Le jeune homme tressaillit d’indignation et de colère ; il allait se récrier, mais le Batteur d’Estrade ne lui donna pas le temps de prendre la parole :

— Allons, bon, voici votre amour-propre qui s’insurge. Vous vous figurez sans doute que je veux vous insulter ? Je vous assure que ce n’est nullement mon intention ! Vous n’avez pas compris ma question, voilà tout ! Je sais parfaitement bien que vous ne tremblerez ni devant le canon d’une carabine, ni devant la lame d’un couteau ! Je reconnais aussi, si cela peut vous être agréable, que vous remplissez brillamment votre rôle dans un combat ! Mais ces choses-là ne constituent, à mes yeux, que le courage élémentaire !… Le vrai courage, selon moi, est celui qui n’a besoin pour se produire ni de l’excitation de la lutte, ni du stimulant de l’orgueil ! C’est le courage qui est prêt à toute heure et se plie à toutes les circonstances…

— Où voulez-vous en arriver, señor ?

— À vous donner un conseil.

— Lequel ?

— Mon Dieu ! celui de vous brûler la cervelle.

— Me brûler la cervelle, répéta froidement le jeune homme, et pourquoi donc ?

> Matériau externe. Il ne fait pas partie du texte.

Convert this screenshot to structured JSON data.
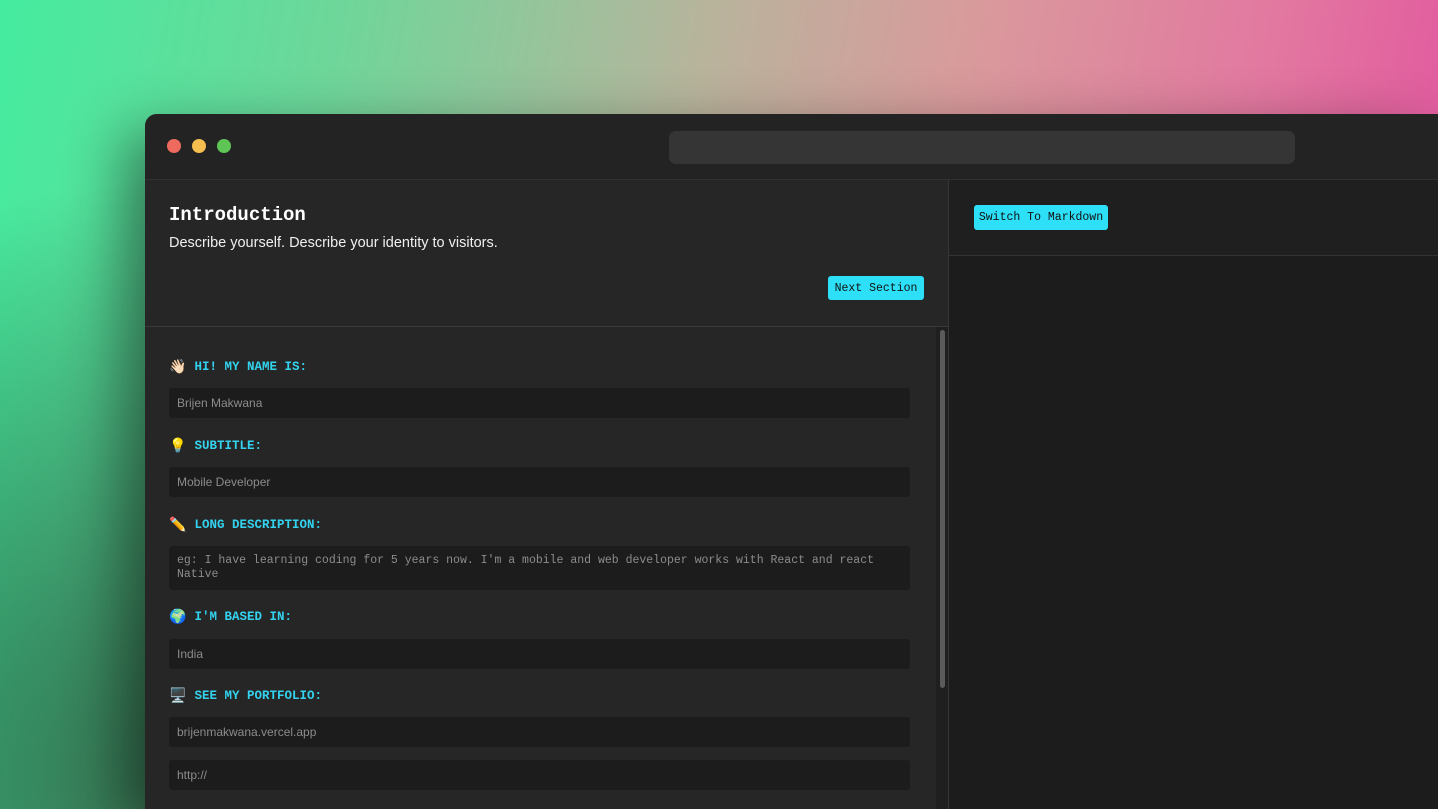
{
  "window": {
    "controls": [
      "close",
      "minimize",
      "maximize"
    ],
    "url_bar": ""
  },
  "editor": {
    "section_title": "Introduction",
    "section_description": "Describe yourself. Describe your identity to visitors.",
    "next_button": "Next Section",
    "fields": [
      {
        "icon": "👋🏻",
        "label": "HI! MY NAME IS:",
        "placeholder": "Brijen Makwana"
      },
      {
        "icon": "💡",
        "label": "SUBTITLE:",
        "placeholder": "Mobile Developer"
      },
      {
        "icon": "✏️",
        "label": "LONG DESCRIPTION:",
        "placeholder": "eg: I have learning coding for 5 years now. I'm a mobile and web developer works with React and react Native"
      },
      {
        "icon": "🌍",
        "label": "I'M BASED IN:",
        "placeholder": "India"
      },
      {
        "icon": "🖥️",
        "label": "SEE MY PORTFOLIO:",
        "placeholder": "brijenmakwana.vercel.app",
        "placeholder2": "http://"
      }
    ]
  },
  "preview": {
    "switch_button": "Switch To Markdown"
  },
  "colors": {
    "accent": "#2de0f7",
    "label": "#33d3ef",
    "window_bg": "#262626",
    "input_bg": "#1c1c1c"
  }
}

— Parce que votre position est désespérée, et qu’il est cent fois préférable pour vous d’en finir brusquement avec la vie, que de tomber entre les mains de Lennox. À la lâcheté et au crime près que présente un suicide, c’est le moins désagréable de tous les dénoûments. Quant à vous, les circonstances sont telles, qu’elles vous permettent, il me semble, de disposer de votre existence ! Ne croyez pas au moins que je vous conseille cet expédient avec l’arrière pensée et le désir de m’affranchir de la responsabilité que j’ai assumée ! Vous auriez tort. Je n’ai au contraire, en ce moment, que votre seul intérêt en vue.

— Réellement, señor ?

— Parole d’honneur !

Le regard soupçonneux et tenace que M. de Hallay fixa sur le Batteur d’Estrade anima, s’il est permis de s’exprimer de la sorte, le silence qui suivit.

— Eh bien ! demanda Joaquin, vous ne m’avez pas répondu ?

— Je vous remercie infiniment, señor, de votre bonne volonté. Mais là, franchement, vous n’avez pas été heureux dans le choix de votre moyen. Je me serais attendu à mieux de votre riche imagination. Le suicide est la ressource des imbéciles et des faibles. Soyez assuré que je n’y aurai jamais recours.

— Je vois que vous ne m’avez pas bien compris ! Votre mort anticipée ne pourrait pas s’appeler un suicide.

— Ah ! et comment la nommeriez-vous ?

— Une simplification !… ou, si vous le préférez, une évasion !… mais, certes, pas autre chose !… Vous oubliez toujours, marquis, que vous devez fatalement tomber tôt ou tard entre les mains de Lennox !… Or, une fois au pouvoir de mon vieil et vindicatif ami, vous avez le droit de vous considérer comme étant mort… à la cérémonie près du poteau des tortures !… Enfin, du moment que cet expédient n’est pas de votre goût, il ne me reste plus qu’à me taire.

Joaquin Dick se mit à se promener de long en large, et sans plus s’occuper de M. de Hallay que s’il n’était pas là.